Like the majority of Apple (s aapl) products and solutions, Apple’s App Store is sleek in its presentation to the consumer. However, one of the less polished aspects is the developer back end, iTunes Connect. Don’t get me wrong, this is functional, but it’s not targeted at the consumer market and as such it just does the necessary job without any of the usual Apple polish.
While you can get email notification of the availability of official monthly reports, it is up to you to open your browser and log into the web page. There you can view and download daily, weekly and monthly sales reports by using a basic user interface that lets you manually select one file (raw text data files) at a time to download. You can then take this raw data and do any fancy data analysis that you require with software such as Excel or Numbers.
Thus a new market has been created for applications to assist businesses in taking control of their App Store reporting. As a lone independent App Store developer I wanted to find such an application that would provide a ‘one-stop’ place to enable me to appraise the performance of my applications.
The Dashboard gives you an excellent summary of your state of play, enabling you to quickly see totals, charts and trends on sales, revenue, upgrades and downloads for one or all of your applications. After installing AppViz you simply provide it with your iTunes Connect username and password and it can do the rest. When you want to see the latest stats, you just fire AppViz up, tap Command-i and it will go off and find any new sales reports for all your applications. You can also import any reports you have already saved to disk directly from file if you have them.
The Dashboard provides a great summary, but if you would really like to dig down to specific data, the Graphs tab gives you the power to do so, allowing graphing Sales or Geography (with a map and pie chart), Revenue, Downloads and Upgrades by any date range and country.
To see the original, individual Apple-provided reports all nicely presented in a grid that can be sorted, the Reports tab gives you an easy user interface to access it all. If you do want to do your own manipulation of the raw data, AppViz has an Export function to write these original reports out as a file for loading into a spreadsheet.
Finally, AppViz can download App Store reviews from all iTunes stores. This lets you easily stay on top of your App’s user feedback. If a user edits their review, AppViz will update it accordingly, too. Being able to sort the reviews by the date that they were downloaded just makes it too easy to see what’s new at a glance.

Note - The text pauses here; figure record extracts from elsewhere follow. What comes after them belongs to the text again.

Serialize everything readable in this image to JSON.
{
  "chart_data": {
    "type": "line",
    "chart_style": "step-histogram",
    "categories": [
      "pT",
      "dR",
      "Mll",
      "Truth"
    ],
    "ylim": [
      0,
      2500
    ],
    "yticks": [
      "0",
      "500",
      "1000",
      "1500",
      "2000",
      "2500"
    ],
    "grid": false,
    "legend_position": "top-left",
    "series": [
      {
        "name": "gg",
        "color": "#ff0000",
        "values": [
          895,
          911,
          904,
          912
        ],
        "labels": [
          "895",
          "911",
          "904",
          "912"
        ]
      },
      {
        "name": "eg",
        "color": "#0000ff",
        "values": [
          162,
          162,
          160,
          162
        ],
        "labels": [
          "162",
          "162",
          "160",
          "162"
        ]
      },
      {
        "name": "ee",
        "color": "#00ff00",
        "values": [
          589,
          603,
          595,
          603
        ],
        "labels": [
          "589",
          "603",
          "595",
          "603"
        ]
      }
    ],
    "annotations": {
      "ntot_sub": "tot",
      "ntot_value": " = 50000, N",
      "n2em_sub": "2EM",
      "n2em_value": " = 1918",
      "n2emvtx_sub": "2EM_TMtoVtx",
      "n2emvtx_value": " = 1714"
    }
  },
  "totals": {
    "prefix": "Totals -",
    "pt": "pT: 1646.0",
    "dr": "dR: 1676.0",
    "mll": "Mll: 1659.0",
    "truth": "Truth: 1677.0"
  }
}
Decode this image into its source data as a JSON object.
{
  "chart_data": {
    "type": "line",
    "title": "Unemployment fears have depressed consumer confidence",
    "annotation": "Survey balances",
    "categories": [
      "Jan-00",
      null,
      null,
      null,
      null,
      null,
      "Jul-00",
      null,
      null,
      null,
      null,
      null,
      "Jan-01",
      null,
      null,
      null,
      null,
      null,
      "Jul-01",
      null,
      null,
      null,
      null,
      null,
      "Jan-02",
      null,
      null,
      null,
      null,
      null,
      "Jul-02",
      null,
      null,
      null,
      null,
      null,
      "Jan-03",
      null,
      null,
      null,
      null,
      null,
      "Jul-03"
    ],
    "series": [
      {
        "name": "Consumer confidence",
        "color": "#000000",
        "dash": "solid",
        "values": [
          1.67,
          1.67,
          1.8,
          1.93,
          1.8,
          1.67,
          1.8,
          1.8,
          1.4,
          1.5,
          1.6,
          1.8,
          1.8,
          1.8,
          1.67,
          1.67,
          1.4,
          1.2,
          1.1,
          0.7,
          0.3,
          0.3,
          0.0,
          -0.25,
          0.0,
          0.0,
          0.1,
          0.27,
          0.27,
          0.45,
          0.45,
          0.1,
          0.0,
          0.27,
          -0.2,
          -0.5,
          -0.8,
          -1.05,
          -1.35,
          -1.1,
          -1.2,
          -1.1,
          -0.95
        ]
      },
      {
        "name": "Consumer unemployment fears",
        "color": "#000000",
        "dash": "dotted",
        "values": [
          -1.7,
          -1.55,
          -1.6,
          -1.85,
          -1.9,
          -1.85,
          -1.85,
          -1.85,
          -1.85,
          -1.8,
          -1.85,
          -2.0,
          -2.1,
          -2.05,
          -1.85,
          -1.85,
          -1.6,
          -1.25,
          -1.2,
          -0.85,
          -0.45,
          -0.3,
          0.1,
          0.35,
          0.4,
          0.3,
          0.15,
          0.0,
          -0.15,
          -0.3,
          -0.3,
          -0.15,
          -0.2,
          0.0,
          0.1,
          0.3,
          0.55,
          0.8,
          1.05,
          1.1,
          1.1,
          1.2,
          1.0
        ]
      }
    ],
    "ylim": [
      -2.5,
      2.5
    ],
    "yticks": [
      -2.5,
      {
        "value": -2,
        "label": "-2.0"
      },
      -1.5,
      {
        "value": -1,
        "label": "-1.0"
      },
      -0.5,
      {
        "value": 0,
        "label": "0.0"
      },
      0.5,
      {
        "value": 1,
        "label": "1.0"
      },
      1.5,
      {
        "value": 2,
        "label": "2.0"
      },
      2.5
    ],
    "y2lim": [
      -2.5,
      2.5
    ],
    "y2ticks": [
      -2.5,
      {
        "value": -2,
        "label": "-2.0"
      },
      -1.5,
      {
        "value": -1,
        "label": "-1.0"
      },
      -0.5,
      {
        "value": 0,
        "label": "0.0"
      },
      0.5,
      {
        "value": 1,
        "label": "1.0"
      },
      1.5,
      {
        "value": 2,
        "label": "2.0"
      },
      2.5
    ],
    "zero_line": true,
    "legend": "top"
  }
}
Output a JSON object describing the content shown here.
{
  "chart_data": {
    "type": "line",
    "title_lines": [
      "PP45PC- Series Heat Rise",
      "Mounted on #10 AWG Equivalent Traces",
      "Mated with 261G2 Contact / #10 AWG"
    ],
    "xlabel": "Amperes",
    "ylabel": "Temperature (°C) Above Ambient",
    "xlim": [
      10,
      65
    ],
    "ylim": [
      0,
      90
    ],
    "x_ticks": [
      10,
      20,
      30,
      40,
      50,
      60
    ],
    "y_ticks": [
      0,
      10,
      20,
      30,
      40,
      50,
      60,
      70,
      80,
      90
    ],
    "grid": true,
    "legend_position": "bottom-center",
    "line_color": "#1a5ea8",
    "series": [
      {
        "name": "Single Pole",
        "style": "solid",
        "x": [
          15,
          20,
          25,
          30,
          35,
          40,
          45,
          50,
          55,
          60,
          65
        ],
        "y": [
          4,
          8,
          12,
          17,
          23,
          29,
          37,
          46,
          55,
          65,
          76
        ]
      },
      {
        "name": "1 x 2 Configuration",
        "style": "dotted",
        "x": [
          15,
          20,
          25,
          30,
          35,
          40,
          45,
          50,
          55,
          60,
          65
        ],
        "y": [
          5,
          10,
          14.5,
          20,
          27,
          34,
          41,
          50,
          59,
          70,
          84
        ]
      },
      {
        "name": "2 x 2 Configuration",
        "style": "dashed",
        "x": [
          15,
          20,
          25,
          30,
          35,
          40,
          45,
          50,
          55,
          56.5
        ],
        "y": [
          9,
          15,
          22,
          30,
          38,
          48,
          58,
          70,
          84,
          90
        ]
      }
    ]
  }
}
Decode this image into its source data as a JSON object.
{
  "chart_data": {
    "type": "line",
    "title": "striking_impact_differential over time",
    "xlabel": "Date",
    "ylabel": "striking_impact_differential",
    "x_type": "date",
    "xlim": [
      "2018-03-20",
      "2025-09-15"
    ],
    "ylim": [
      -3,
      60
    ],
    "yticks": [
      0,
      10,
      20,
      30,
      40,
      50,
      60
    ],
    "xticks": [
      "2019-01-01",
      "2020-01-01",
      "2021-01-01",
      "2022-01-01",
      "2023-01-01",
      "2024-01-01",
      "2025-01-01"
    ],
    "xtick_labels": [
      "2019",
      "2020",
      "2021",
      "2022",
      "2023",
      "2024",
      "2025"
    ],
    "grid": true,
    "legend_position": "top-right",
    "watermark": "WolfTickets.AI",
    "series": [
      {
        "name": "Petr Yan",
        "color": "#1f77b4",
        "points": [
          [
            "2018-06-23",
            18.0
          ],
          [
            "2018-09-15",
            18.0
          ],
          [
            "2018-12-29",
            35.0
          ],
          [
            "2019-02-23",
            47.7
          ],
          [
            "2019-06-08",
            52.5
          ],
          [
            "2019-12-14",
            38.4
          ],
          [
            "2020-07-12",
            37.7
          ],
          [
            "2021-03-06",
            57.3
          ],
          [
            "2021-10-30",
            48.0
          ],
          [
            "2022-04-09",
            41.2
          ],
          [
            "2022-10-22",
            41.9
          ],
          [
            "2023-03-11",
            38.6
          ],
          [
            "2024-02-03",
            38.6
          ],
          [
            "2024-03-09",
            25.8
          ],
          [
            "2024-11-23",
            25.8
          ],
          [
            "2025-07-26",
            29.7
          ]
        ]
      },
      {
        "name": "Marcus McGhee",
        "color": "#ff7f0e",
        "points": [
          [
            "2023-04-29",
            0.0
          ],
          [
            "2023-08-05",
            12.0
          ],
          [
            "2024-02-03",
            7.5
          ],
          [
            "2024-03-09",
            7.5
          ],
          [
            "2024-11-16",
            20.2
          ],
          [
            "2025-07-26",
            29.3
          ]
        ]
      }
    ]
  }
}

AppViz is $29.95 and a free, 30-day trial is available. I’m currently halfway through my trial and have been extremely impressed by the functional utility provided, as it’s letting me focus my time on more enjoyable things. In the 15 days that I’ve trailed so far, AppViz has had two updates (provided by way of the standard Check For Updates menu option) and is in rapid development, taking note of comments from existing customers. I’m looking forward to seeing what other great timesaving functionality will be included in the future.